For a blast furnace, you would require some stoves( cylindrical tall domed roof tanks ), a dust collector vessel, a gas dryer vessel, and a burn off stack at a minimum.

if you build an electric furnace, most of the equipment would be inside a large building.

if you can find a book on steel mill modeling written by Dean Freytag, you will get a much better understanding.

@PRR1950 The Mill sure is handy! Full of really inspiring and useful pictures!

@Alan Graziano So far I have everything you named. I did skip the ore crane but I have the skip hoist. That's prototypical for two furnaces that existed after 1900 in Youngstown. I would have hated working there haha But I have the open hearth in place of the BOF and an electric arc furnace right now. I've been massaging my track plan and an arc furnace is now on the table because I opened up some real estate.

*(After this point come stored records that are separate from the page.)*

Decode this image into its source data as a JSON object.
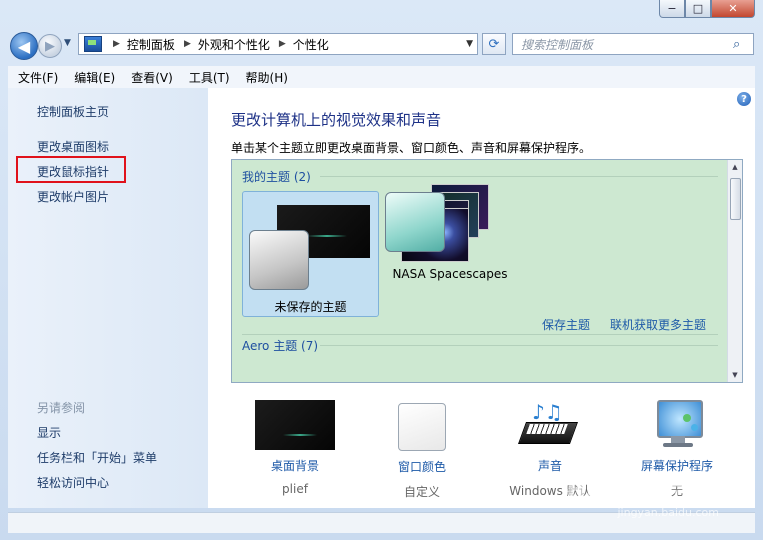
{
  "window": {
    "min_glyph": "−",
    "max_glyph": "□",
    "close_glyph": "✕"
  },
  "nav": {
    "back_glyph": "◀",
    "forward_glyph": "▶",
    "breadcrumbs": [
      "控制面板",
      "外观和个性化",
      "个性化"
    ],
    "refresh_glyph": "⟳",
    "search_placeholder": "搜索控制面板"
  },
  "menu": [
    "文件(F)",
    "编辑(E)",
    "查看(V)",
    "工具(T)",
    "帮助(H)"
  ],
  "left": {
    "home": "控制面板主页",
    "links": [
      "更改桌面图标",
      "更改鼠标指针",
      "更改帐户图片"
    ],
    "see_also_title": "另请参阅",
    "see_also": [
      "显示",
      "任务栏和「开始」菜单",
      "轻松访问中心"
    ]
  },
  "main": {
    "heading": "更改计算机上的视觉效果和声音",
    "subtitle": "单击某个主题立即更改桌面背景、窗口颜色、声音和屏幕保护程序。",
    "my_themes_label": "我的主题 (2)",
    "themes": [
      {
        "label": "未保存的主题"
      },
      {
        "label": "NASA Spacescapes"
      }
    ],
    "save_theme": "保存主题",
    "more_themes": "联机获取更多主题",
    "aero_label": "Aero 主题 (7)",
    "bottom": [
      {
        "title": "桌面背景",
        "value": "plief"
      },
      {
        "title": "窗口颜色",
        "value": "自定义"
      },
      {
        "title": "声音",
        "value": "Windows 默认"
      },
      {
        "title": "屏幕保护程序",
        "value": "无"
      }
    ],
    "help_glyph": "?"
  },
  "watermark": {
    "main": "Baidu 经验",
    "sub": "jingyan.baidu.com"
  }
}
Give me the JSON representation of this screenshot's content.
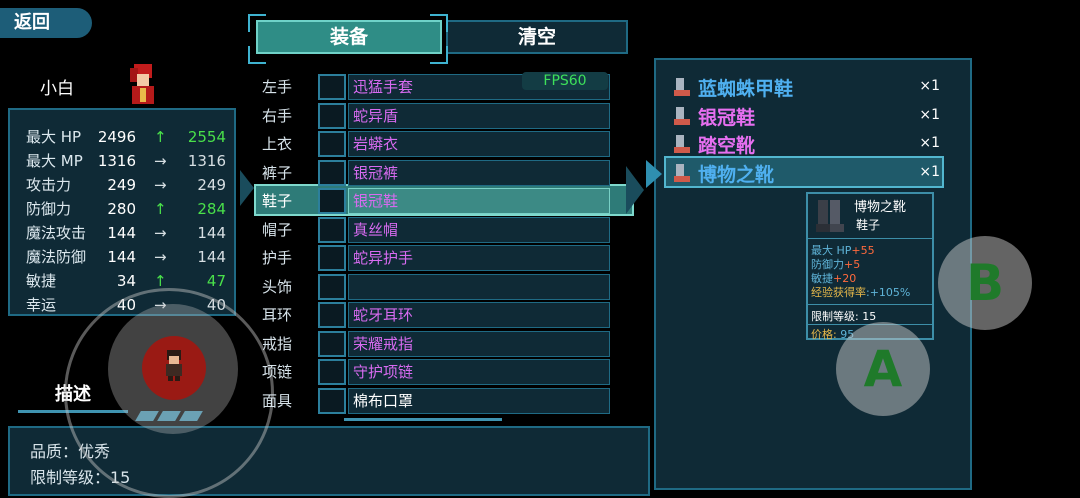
{
  "header": {
    "back_label": "返回"
  },
  "character": {
    "name": "小白"
  },
  "stats": [
    {
      "label": "最大 HP",
      "current": "2496",
      "trend": "up",
      "next": "2554"
    },
    {
      "label": "最大 MP",
      "current": "1316",
      "trend": "same",
      "next": "1316"
    },
    {
      "label": "攻击力",
      "current": "249",
      "trend": "same",
      "next": "249"
    },
    {
      "label": "防御力",
      "current": "280",
      "trend": "up",
      "next": "284"
    },
    {
      "label": "魔法攻击",
      "current": "144",
      "trend": "same",
      "next": "144"
    },
    {
      "label": "魔法防御",
      "current": "144",
      "trend": "same",
      "next": "144"
    },
    {
      "label": "敏捷",
      "current": "34",
      "trend": "up",
      "next": "47"
    },
    {
      "label": "幸运",
      "current": "40",
      "trend": "same",
      "next": "40"
    }
  ],
  "tabs": {
    "equip": "装备",
    "clear": "清空"
  },
  "fps": "FPS60",
  "slots": [
    {
      "label": "左手",
      "item": "迅猛手套",
      "color": "purple",
      "icon": "glove-icon"
    },
    {
      "label": "右手",
      "item": "蛇异盾",
      "color": "purple",
      "icon": "shield-icon"
    },
    {
      "label": "上衣",
      "item": "岩蟒衣",
      "color": "purple",
      "icon": "armor-icon"
    },
    {
      "label": "裤子",
      "item": "银冠裤",
      "color": "purple",
      "icon": "pants-icon"
    },
    {
      "label": "鞋子",
      "item": "银冠鞋",
      "color": "purple",
      "icon": "boots-icon",
      "selected": true
    },
    {
      "label": "帽子",
      "item": "真丝帽",
      "color": "purple",
      "icon": "hat-icon"
    },
    {
      "label": "护手",
      "item": "蛇异护手",
      "color": "purple",
      "icon": "gauntlet-icon"
    },
    {
      "label": "头饰",
      "item": "",
      "color": "white",
      "icon": ""
    },
    {
      "label": "耳环",
      "item": "蛇牙耳环",
      "color": "purple",
      "icon": "earring-icon"
    },
    {
      "label": "戒指",
      "item": "荣耀戒指",
      "color": "purple",
      "icon": "ring-icon"
    },
    {
      "label": "项链",
      "item": "守护项链",
      "color": "purple",
      "icon": "necklace-icon"
    },
    {
      "label": "面具",
      "item": "棉布口罩",
      "color": "white",
      "icon": "mask-icon"
    }
  ],
  "inventory": [
    {
      "name": "蓝蜘蛛甲鞋",
      "count": "×1",
      "color": "#4fb0f0"
    },
    {
      "name": "银冠鞋",
      "count": "×1",
      "color": "#e66ff0"
    },
    {
      "name": "踏空靴",
      "count": "×1",
      "color": "#e66ff0"
    },
    {
      "name": "博物之靴",
      "count": "×1",
      "color": "#4fb0f0",
      "selected": true
    }
  ],
  "tooltip": {
    "name": "博物之靴",
    "type": "鞋子",
    "attrs": [
      {
        "k": "最大 HP",
        "v": "+55"
      },
      {
        "k": "防御力",
        "v": "+5"
      },
      {
        "k": "敏捷",
        "v": "+20"
      },
      {
        "k": "经验获得率",
        "v": ":+105%"
      }
    ],
    "level_label": "限制等级:",
    "level_value": "15",
    "price_label": "价格:",
    "price_value": "95"
  },
  "description": {
    "tab_label": "描述",
    "quality": "品质：优秀",
    "level": "限制等级：15"
  },
  "buttons": {
    "a": "A",
    "b": "B"
  }
}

It would generate some scrap loads on the railroad!

Bill, OH boy, ask and you shall receive!

For starters get Dean Freytag's "The history making and modeling of steel ", and his "Cyclopedia of Industrial Modeling".  Both excellent resources. I also recommend "Steel Giants,  historic images from the Calumet Regional Archives", pictures and stories about building the mills in Gary Indiana.

On the personal side," Rust " by Eliese Colette Goldbach and "The Heat-Steel worker Lives & Legends" from Cedar Hill Publications give multiple stories about life in the mills.

My go-to site is GOOGLE'S free book and magazines. I've found trade articles and treatises written back in the early part of the 20th century regarding the construction of all parts of the mills including blast furnaces,  open hearth and electric arc furnaces.  Rolling mills and ancillary buildings are discussed.  Much of it is technical in nature but there are a lot of drawings and maps that can be found.  Also the advertising gives a lot of information pertaining to machinery and parts needed.

Good luck.

Thank you so much @third rail!! I will get on it here and start tracking those sources down. I did make some progress on lunch today and found some handy diagrams and whatnot about steam powered blowing engines. So that's a start. I still need photos to figure out how things were oriented in the shop! There should be enough sources in this thread that I can find something. I do know there is a blowing engine down in Pittsburgh, PA. That's my back up plan haha It would be a bit over an hour drive for me and I found they'll want me climbing around on it taking measurements and whatnot.

I try to find the journal "BLAST FURNACE AND STEEL PLANT " , it came out of Pittsburgh and contains several months of issues in one site. Huge amounts of information on the steel industry from mining to finished product selling.  Based on the size of the blast furnace you're building,  these journals will help you decide how large the stoves need to be and how big of a blower house is needed.

Plus they're just interesting to read. Tells us just how much knowledge people had over a hundred years ago calculating computations with just a slide rule.

I'll see what I can find @third rail. I should have plenty of reading to keep me busy while I wait for the ceiling paint to dry haha I did find some important pictures on lunch yesterday at work. They're of the blowing engine and boiler houses. I zoomed in and found a guy on the staircase. This really put the scale into view. I hope I have enough space for these structures!